I think that the heterogeneity you talk about is part of the reason that even the ‘worst case’ planning (at least in the UK) is suggesting partial herd immunity being reached with ~30% infected. This UK government report goes over a bunch of factors that might increase transmission and say that a ‘reasonable worst case’ scenario for herd immunity from a winter wave is R_t increasing to 1.7 in September and remaining constant, assuming effectively zero government action—total second wave deaths (and, approximately cases) are about double the first, which would mean a total infected of a bit less than 30% for herd immunity (A bit less than 10% infected so far + about double to come).
The lesson here may be that the public line about ‘there’s a fixed 70% herd immunity threshold’ is just that—a public line, and isn’t (and never was—if I remember rightly, the Imperial model from March estimated a herd immunity threshold of 40% without a lockdown) biasing the output of modelling. It could also be the case that doctors or generic public health people in the US are repeating the 70% line while epidemiologists and modellers with specific expertise (in the US and elsewhere) are being more methodical.

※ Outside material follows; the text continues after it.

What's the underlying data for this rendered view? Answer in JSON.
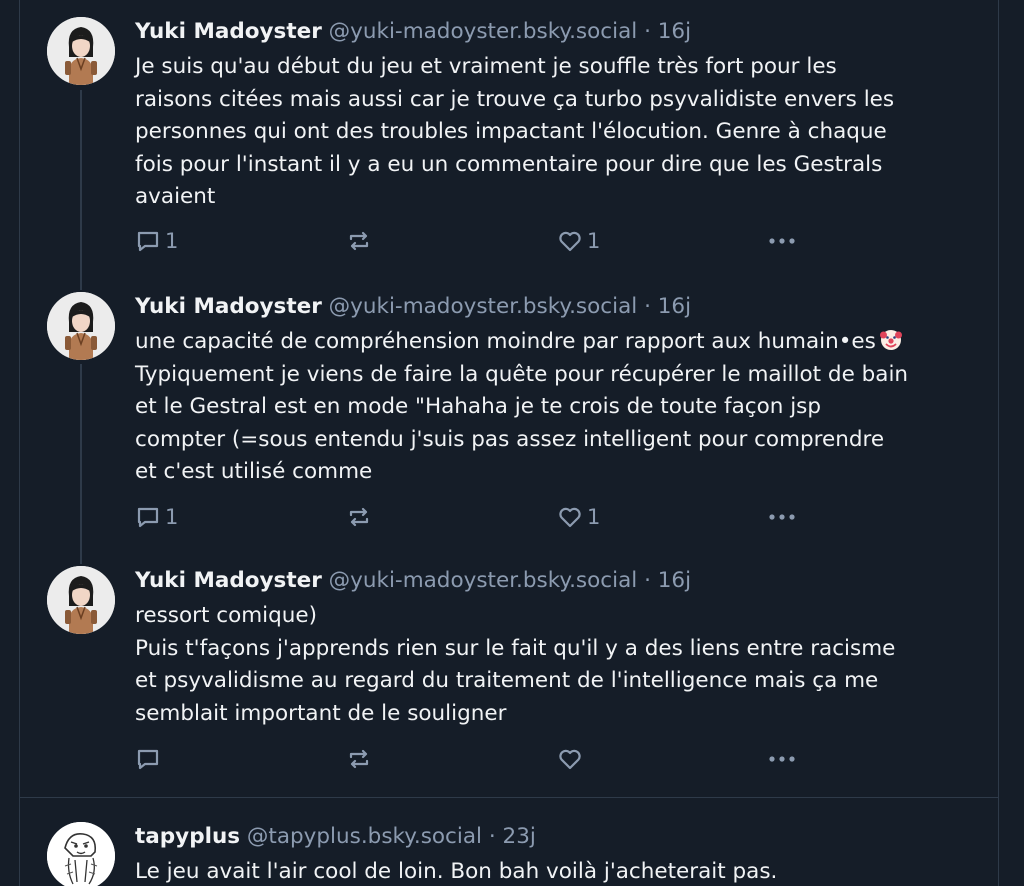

I searched herd immunity in the UK government report you referenced and found the following line
That comment looks exaclty like the supposed strawman Zvi is putting up. Is there some reading between the lines explanation that contradicts their direct statement? And if there is, why would it matter more than their direct statement.
I generally do believe your point that modelers accept the broader evidence on immunity much more than public health officials and pundits.

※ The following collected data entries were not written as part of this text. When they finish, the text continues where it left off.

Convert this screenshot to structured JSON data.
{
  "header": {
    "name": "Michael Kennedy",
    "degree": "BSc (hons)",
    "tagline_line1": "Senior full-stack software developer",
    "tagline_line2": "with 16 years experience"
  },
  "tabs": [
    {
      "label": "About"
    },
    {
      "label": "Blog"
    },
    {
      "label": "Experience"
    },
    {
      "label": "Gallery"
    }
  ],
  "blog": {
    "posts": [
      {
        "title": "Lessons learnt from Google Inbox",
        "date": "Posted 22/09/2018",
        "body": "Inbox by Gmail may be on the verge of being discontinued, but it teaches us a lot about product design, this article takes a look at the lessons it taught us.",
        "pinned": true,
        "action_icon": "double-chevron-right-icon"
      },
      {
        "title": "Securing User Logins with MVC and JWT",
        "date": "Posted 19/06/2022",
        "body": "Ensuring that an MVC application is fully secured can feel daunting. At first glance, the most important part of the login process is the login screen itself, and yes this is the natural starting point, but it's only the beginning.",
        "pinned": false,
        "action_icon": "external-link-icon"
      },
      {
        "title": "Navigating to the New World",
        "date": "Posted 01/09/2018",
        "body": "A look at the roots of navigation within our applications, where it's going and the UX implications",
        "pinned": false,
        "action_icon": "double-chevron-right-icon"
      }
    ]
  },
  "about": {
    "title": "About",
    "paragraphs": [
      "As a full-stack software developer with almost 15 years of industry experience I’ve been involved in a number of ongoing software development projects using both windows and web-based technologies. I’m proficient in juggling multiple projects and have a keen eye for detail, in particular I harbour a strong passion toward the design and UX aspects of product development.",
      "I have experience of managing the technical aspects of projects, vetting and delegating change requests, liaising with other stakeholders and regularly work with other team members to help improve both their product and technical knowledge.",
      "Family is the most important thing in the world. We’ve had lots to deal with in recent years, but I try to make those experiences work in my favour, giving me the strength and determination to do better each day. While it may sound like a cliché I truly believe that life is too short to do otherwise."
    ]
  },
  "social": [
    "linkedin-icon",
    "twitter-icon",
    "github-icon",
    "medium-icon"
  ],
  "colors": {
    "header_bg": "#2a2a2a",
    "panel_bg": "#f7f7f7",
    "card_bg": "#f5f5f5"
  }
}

It’s clearly the case that the public line about 70% herd immunity is still out there, but I think my broader point is served by that report. They have the obligatory ‘herd immunity is reached at 70% and there may be no immunity conferred’ caveat but then the actual model implies that in a worst case scenario 30% of the UK gets infected. You might speculate that they consulted the modellers for the model but not for the rest of it.
As a longtime baseball fan, one thing that excites me is that people are so hard up for sports that I’m seeing people who have been “meh” on baseball turning to it. I don’t know if this will persist, but on the margin it might produce some new/stronger baseball fans, though I think the situation would have to be pretty prolonged to return baseball to its pre-strike level of popularity.
This also makes me think some other games should be safe: cricket, tennis, golf, etc.. They might similarly see an uptick in interest in the US.